O trabalho doméstico não remunerado ainda é extremamente invisibilizado, muitas vezes até mesmo pela própria esquerda. As melhorias da posição da mulher nos espaços de trabalho na esfera pública, são ainda muito recentes. A mulher só teve direito a voto em 1932, ou seja, 91 anos atrás. Foi no mesmo ano que o decreto 21.417 foi criado, estabelecendo salários iguais para os trabalhos de mesmo valor, além de vir a regulamentar outros pontos, como é o caso do horário de trabalho, questões médicas e proibição de transporte de determinados produtos.

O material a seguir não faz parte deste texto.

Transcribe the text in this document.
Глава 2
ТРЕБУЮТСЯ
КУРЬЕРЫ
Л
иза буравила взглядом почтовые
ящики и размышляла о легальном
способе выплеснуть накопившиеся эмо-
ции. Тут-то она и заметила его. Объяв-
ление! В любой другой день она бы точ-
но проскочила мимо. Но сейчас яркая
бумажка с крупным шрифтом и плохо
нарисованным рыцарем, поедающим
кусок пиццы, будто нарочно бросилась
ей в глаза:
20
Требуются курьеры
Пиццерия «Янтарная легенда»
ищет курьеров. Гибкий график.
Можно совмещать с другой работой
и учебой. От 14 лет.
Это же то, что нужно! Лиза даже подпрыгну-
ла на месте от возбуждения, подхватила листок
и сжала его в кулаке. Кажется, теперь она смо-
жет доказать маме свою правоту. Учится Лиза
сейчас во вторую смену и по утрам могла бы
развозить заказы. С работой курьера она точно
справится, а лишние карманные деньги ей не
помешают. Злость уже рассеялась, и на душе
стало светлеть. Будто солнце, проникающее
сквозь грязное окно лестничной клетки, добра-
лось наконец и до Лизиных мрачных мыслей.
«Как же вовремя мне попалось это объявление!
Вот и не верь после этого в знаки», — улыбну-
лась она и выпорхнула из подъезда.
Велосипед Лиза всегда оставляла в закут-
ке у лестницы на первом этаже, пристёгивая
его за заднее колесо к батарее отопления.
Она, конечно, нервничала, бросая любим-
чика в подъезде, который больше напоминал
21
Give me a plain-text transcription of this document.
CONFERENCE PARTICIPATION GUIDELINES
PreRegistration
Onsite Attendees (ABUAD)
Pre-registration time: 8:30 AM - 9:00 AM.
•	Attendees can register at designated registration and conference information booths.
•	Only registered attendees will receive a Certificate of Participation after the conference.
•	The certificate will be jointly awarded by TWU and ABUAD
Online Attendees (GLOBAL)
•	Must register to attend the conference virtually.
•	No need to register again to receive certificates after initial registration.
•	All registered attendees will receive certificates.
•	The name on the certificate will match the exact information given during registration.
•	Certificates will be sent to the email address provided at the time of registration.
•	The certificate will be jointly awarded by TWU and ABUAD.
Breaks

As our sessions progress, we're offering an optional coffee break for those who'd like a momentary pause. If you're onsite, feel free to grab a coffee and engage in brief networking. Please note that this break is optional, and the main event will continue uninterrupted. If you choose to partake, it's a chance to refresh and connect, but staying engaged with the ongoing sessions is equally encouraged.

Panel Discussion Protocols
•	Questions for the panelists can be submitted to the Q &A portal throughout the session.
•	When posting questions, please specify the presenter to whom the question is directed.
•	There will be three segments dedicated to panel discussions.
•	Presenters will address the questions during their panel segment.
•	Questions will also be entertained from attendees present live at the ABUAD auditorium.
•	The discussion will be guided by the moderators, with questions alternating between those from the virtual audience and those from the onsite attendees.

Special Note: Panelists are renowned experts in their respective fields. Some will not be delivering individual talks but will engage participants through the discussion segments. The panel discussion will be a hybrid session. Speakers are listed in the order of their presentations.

O que se nota é que, a mulher ainda era vista de acordo com a tutela masculina e a partir da maternidade, sendo colocada como menos capaz de realizar determinadas atividades em comparação com o homem, e limitando determinadas questões de um ponto de vista moral. Assim, fica regulamentado que o trabalho que a mulher desenvolve fora de casa é dependente do trabalho que ela realiza dentro de casa, pensando que ela precisa ter tempo e espaço para realizar as tarefas domésticas.

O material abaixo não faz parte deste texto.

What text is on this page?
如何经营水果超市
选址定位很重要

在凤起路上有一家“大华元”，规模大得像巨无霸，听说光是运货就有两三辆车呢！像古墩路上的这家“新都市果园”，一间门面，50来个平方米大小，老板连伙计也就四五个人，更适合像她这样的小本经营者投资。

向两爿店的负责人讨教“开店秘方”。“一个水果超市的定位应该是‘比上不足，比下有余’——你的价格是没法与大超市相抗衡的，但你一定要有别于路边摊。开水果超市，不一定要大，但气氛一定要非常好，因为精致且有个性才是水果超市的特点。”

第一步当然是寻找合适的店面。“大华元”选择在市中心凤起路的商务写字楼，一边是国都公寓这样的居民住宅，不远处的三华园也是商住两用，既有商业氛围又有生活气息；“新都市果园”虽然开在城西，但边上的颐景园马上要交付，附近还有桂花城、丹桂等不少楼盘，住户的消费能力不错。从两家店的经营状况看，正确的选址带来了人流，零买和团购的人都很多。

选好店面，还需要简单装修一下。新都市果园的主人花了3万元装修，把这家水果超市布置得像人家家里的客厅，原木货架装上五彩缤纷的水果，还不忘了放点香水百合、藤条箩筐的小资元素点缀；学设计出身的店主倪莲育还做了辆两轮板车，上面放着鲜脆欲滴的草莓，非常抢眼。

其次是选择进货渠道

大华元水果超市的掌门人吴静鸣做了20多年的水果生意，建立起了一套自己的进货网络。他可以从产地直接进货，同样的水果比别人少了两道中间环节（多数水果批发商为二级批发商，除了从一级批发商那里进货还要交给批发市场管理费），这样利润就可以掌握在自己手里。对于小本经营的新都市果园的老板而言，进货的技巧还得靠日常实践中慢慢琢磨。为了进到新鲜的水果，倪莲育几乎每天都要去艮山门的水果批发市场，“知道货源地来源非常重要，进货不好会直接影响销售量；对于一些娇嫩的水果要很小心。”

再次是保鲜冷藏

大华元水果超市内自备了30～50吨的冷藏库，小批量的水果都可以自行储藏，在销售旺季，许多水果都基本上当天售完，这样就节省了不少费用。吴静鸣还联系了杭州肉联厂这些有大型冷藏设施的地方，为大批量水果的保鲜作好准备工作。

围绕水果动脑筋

Essa jornada dupla de trabalho é a base de todo uma sociedade, é a base, inclusive de muitas organizações de esquerda, que reproduziam as mesmas estruturas que a sociedade burguesa criou, usando o trabalho doméstico como sustentáculo de suas vidas e lutas, sobretudo se olharmos para o passado. Segundo dados do IBGE, do ano de 2020, as mulheres costumam dedicar em média 10 horas a mais, que o homem, semanalmente, com tarefas domésticas e cuidados com outras pessoas.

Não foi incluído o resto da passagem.